Und damit habe ich ein paar Probleme, aber dazu muss ich teilweise etwas ausholen:

  1. Informationen, Wissen und digitale Güter haben andere Eigenschaften als physikalische Güter, wie Carl Shapiro und Hal R. Varian in ihrem Buch “Information Rules: A Strategic Guide to the Network Economy” beschreiben. Digitale Güter sind nicht-rival, nicht knapp und führen zu Netzwerkeffekten. Rivale Güter werden beim Konsum verbraucht, wie z. B. Lebensmittel. Nicht-rivale Güter hingegen werden bei der Benutzung nicht verbraucht. Eine MP3-Datei kann man beliebig oft hören. Verbrauchen tun sich allerdings die Speichermedien, wie Festplatten oder USB-Sticks. Digitale Güter lassen sich auch leicht kopieren. Damit sind sie (fast) unbegrenzt verfügbar, sofern sie einmal erstellt wurden. Sie sind nicht knapp. Carl Shapiro und Hal R. Varian drücken das folgendermaßen aus “Information ist teuer herzustellen, aber billig zu kopieren”.
  2. Außerdem dienen Informationen zur Reduzierung der Unsicherheit und das ist auf jeden Fall wertvoll. Der Mensch ist sich bezüglich des Zustands eines Systems unsicher. Er weiß nicht alles über das System. Mit Informationen kann er die Unsicherheit verringern. Zum Beispiel kann er durch einen Blick auf ein Thermometer feststellen, wie warm “das System” gerade ist. Die Messung führt zu Daten und die Information in diesen Daten verringert die Unsicherheit. Da die Beschaffung dieser Informationen (das Messen der Temperatur) mit Kosten verbunden ist, kann man nicht sagen, Informationen wären nicht knapp. Die Daten, die am CERN in der Schweiz erzeugt werden, kosten Millionen von Euro. Sie sind knapp. Die Erstellung eines Buchs besteht aus der arbeitsintensiven Filterung der Ideen, Anordnung der Ideen in eine schöne Geschichte, Ausschmückung, usw. Die Erstellung ist nicht “knapp”. Menschen, die gute Literatur schreiben können, sind “knapp”.

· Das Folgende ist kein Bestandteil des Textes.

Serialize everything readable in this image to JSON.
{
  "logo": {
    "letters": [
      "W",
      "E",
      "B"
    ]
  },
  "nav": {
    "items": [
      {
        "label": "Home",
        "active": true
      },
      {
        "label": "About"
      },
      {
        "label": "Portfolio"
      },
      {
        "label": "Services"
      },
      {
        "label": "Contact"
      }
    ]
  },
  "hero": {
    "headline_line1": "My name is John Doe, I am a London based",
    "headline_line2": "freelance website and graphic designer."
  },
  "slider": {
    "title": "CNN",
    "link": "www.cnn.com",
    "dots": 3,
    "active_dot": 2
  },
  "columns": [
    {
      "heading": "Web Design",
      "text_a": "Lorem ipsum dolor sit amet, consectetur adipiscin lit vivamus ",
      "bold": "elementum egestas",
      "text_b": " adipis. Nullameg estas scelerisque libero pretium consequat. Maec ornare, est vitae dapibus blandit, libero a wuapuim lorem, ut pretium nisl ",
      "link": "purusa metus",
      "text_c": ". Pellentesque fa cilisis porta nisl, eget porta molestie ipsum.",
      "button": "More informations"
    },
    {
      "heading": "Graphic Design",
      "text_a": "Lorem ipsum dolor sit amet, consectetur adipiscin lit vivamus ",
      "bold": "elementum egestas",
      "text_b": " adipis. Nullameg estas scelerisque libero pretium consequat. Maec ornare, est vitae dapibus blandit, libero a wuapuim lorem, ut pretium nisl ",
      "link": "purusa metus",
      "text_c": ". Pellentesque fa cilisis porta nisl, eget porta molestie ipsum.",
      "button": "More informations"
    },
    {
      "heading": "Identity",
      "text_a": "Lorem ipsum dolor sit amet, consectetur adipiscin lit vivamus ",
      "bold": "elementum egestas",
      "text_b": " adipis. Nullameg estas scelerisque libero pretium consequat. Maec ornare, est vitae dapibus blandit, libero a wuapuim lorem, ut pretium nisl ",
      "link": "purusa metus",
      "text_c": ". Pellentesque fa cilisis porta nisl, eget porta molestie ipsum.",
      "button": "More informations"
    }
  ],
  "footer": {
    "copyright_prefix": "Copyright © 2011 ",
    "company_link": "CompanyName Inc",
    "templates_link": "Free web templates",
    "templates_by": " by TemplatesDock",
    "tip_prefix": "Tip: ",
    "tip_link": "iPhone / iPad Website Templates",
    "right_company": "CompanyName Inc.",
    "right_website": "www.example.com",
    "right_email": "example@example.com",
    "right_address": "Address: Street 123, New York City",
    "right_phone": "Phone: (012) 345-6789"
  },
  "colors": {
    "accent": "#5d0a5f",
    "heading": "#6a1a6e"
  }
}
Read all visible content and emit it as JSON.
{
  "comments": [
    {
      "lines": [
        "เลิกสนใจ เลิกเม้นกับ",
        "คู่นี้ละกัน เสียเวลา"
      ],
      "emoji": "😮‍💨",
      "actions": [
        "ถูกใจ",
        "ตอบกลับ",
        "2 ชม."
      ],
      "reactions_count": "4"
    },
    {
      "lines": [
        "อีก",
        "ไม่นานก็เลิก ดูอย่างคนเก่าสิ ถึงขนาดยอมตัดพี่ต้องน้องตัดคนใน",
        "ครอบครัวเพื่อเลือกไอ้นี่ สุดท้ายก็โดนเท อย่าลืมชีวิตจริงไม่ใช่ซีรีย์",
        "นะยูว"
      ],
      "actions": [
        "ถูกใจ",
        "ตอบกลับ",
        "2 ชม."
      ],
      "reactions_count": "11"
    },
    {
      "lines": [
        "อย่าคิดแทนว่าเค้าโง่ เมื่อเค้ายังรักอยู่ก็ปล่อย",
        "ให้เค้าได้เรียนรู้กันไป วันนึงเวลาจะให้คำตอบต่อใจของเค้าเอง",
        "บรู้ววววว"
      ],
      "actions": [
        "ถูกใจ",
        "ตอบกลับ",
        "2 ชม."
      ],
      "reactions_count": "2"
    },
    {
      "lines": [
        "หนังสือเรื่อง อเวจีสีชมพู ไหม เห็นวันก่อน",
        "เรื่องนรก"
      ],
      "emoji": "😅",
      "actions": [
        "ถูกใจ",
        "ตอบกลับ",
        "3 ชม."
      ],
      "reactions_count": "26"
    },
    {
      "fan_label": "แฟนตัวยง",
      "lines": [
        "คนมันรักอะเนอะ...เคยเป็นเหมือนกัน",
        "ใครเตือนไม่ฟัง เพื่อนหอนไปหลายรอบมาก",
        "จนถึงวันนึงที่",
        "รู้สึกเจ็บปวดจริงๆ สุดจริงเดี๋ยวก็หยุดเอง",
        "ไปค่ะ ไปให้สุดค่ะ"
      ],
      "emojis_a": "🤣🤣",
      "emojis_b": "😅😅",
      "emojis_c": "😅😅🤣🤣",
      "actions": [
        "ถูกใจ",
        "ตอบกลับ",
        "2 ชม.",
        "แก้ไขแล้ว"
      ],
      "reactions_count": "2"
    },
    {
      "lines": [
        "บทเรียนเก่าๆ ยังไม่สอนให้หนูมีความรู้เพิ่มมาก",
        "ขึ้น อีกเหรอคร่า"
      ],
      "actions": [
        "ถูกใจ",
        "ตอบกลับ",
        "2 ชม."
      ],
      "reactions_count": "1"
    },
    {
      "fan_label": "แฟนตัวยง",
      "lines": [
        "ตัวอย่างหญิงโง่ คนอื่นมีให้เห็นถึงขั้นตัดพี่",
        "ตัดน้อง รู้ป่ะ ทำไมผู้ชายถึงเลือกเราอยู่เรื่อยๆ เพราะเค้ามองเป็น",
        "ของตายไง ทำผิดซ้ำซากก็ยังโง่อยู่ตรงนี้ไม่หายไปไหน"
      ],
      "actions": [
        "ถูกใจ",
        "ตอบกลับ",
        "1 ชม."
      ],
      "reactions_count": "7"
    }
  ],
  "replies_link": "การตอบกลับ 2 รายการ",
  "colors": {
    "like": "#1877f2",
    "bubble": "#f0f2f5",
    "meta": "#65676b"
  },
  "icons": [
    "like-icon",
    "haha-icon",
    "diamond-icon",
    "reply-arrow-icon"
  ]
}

  3. Manche Informationen sind schwer zu beschaffen: Was ist die Lösung für ein Kreuzworträtsel? Eine Idee bzw. Information. Aber die Lösung benötigt Zeit und Gehirnleistung. Und ist daher knapp. Und es gibt noch schwierigere Probleme, wie z. B. die sog. NP-vollständigen Probleme in der Informatik. Die Lösung eines solchen Problems benötigt exponentiell viel Rechenzeit im Verhältnis zur Größe des Problems. Rechenzeit benötigt Strom und Strom ist knapp. 4. Mit dem Internet der Dinge wird die physikalische Welt “digitalisiert”. Hier hätte man den Widerspruch, das der physikalische Gegenstand jemandem gehört, die Informationen über diesen Gegenstand aber Allgemeingut sind. Und die Digitalisierung wird noch weiter voranschreiten:  Der Zukunftsforscher Raymond Kurzweil sagt in seinem Buch “The Singularity Is Near: When Humans Transcend Biology “ auch die Digitalisierung der Biologie voraus.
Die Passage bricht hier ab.